Dark energy is the momentum given to the new arena at the instant of the Big Bang. It is the burst energy which occurs as the preceding big crunch collapses and bounces into expansion, releasing the potential expansion energy that built up as gravity formed the big crunch from which we emerged.
Second, as QWC sees it, the Standard Cosmology, lambda CDM as Battison refers to it, is
myopic. The model is simply the best science can do without speculating, and since I am not hampered like the professionals are, I can speculative answer the imponderables that science cannot, and in QWC that is what I do.

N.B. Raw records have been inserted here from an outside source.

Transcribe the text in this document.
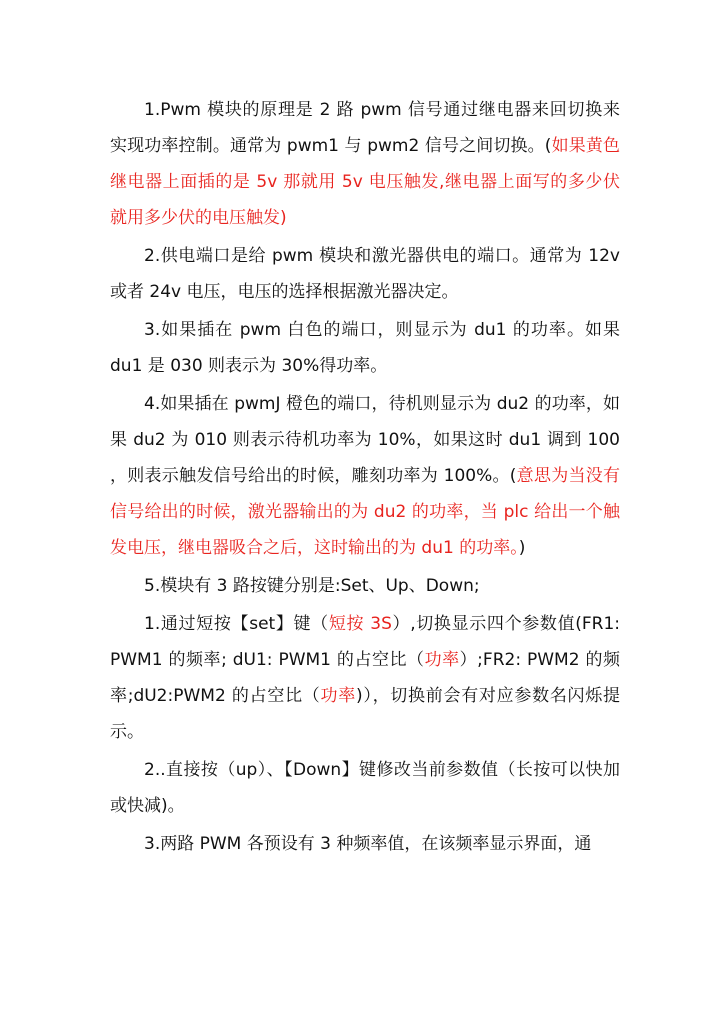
1.Pwm 模块的原理是 2 路 pwm 信号通过继电器来回切换来实现功率控制。通常为 pwm1 与 pwm2 信号之间切换。(如果黄色继电器上面插的是 5v 那就用 5v 电压触发,继电器上面写的多少伏就用多少伏的电压触发)

2.供电端口是给 pwm 模块和激光器供电的端口。通常为 12v 或者 24v 电压，电压的选择根据激光器决定。

3.如果插在 pwm 白色的端口，则显示为 du1 的功率。如果 du1 是 030 则表示为 30%得功率。

4.如果插在 pwmJ 橙色的端口，待机则显示为 du2 的功率，如果 du2 为 010 则表示待机功率为 10%，如果这时 du1 调到 100 ，则表示触发信号给出的时候，雕刻功率为 100%。(意思为当没有信号给出的时候，激光器输出的为 du2 的功率，当 plc 给出一个触发电压，继电器吸合之后，这时输出的为 du1 的功率。)

5.模块有 3 路按键分别是:Set、Up、Down;

1.通过短按【set】键（短按 3S）,切换显示四个参数值(FR1: PWM1 的频率; dU1: PWM1 的占空比（功率）;FR2: PWM2 的频率;dU2:PWM2 的占空比（功率)），切换前会有对应参数名闪烁提示。

2..直接按（up）、【Down】键修改当前参数值（长按可以快加或快减)。

3.两路 PWM 各预设有 3 种频率值，在该频率显示界面，通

The major problem that haunts Lambda CDM is nearsightedness. Science cannot explaing or fully quantify our known universe because we can’t see back in time far enough and we certainly can’t quantify anything that happened to lead up to the Big Bang. So what does the standard cosmology do? It doesn’t say anything about preconditions to the Big Bang. It is like there weren't any preconditions that we can talk about and so the Big Bang must have happened but the standard cosmology doesn't say so, and the make up of the universe is discussed from an instant after the implied Big Bang and history starts being written from there. In QWC, history has a potentially infinite past and everything that exists today makes sense relative to that history.

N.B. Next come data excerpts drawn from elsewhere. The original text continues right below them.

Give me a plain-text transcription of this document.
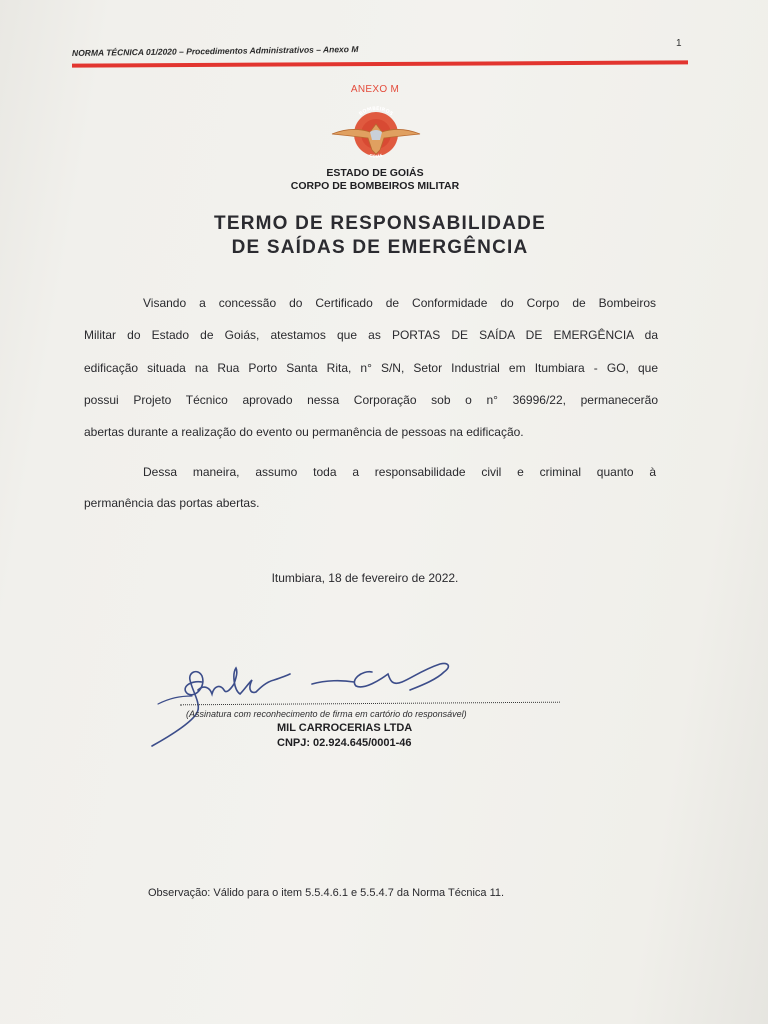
NORMA TÉCNICA 01/2020 – Procedimentos Administrativos – Anexo M
1
ANEXO M
BOMBEIROS
GOIÁS
ESTADO DE GOIÁS
CORPO DE BOMBEIROS MILITAR
TERMO DE RESPONSABILIDADE
DE SAÍDAS DE EMERGÊNCIA
Visando a concessão do Certificado de Conformidade do Corpo de Bombeiros
Militar do Estado de Goiás, atestamos que as PORTAS DE SAÍDA DE EMERGÊNCIA da
edificação situada na Rua Porto Santa Rita, n° S/N, Setor Industrial em Itumbiara - GO, que
possui Projeto Técnico aprovado nessa Corporação sob o n° 36996/22, permanecerão
abertas durante a realização do evento ou permanência de pessoas na edificação.
Dessa maneira, assumo toda a responsabilidade civil e criminal quanto à
permanência das portas abertas.
Itumbiara, 18 de fevereiro de 2022.
(Assinatura com reconhecimento de firma em cartório do responsável)
MIL CARROCERIAS LTDA
CNPJ: 02.924.645/0001-46
Observação: Válido para o item 5.5.4.6.1 e 5.5.4.7 da Norma Técnica 11.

If the model cannot have a “before” then it must conjure up everything from observing what we have today and from what we can discern from the past using every tool at our disposal. We just don’t have the right tools to fill in the missing data.
I simply speculate about what the preconditions might have been using my own deluded misunderstanding of the things that I can’t possibly comprehend, lol. I sure wish some of the professionals would show me where all their math and science knowledge falsifies my speculations, because I would immediately give praise and recognition to that person and incorporate the observations and data that they use to correct my falsified speculations. Trouble is that the professionals are in the mainstream and cannot make the mainstream theories agree or find the missing data and so they have to defend incomplete and inconsistent theories. They almost never rise to the challenge of showing the actual errors I have made in my reasonable and responsible speculations. Not that any professionals actually read this crap with any intention of comprehension, lol.

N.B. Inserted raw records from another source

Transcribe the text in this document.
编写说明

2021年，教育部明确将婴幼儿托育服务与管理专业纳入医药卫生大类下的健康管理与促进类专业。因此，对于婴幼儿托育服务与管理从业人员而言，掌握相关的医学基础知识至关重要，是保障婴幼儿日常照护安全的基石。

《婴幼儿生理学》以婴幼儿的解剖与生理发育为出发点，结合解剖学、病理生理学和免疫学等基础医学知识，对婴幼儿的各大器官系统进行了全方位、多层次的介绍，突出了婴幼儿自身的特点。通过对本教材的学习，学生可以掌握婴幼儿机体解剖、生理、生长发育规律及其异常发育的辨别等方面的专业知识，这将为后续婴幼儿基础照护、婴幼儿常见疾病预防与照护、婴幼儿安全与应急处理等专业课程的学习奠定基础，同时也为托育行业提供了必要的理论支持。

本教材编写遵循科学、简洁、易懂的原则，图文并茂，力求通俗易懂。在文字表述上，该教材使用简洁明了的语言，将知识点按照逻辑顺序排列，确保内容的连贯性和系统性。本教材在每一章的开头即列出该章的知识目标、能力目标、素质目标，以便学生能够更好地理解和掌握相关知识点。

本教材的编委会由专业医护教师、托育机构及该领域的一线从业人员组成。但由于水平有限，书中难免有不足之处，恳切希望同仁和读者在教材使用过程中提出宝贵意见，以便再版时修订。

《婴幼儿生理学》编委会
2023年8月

Anyone who wants to can know everything about QWC. It is continually being updated so it isn’t hard to find a speculation or two to comment on. Not being able to do that, the Cptbork types simply make remarks that allude to their superior knowledge and my ignorance.
And finally I move on to my point, lol. If there we preconditions, and if the Big Bang was only a local event within a greater universe that was characterized by big bangs, would that allow new thinking that could better address questions about dark matter and dark energy? Stupid question and the answer is yes, speculatively we live in a multiverse and the Big Bang came from the matter and energy that pre-existed the Big Bang event. The Big Bang is expanding into pre-existing space that contains the remnants of a potentially infinite history of big bang arenas expanding and overlapping across the landscape of the greater universe.
QWC is my personal speculations about that multiverse.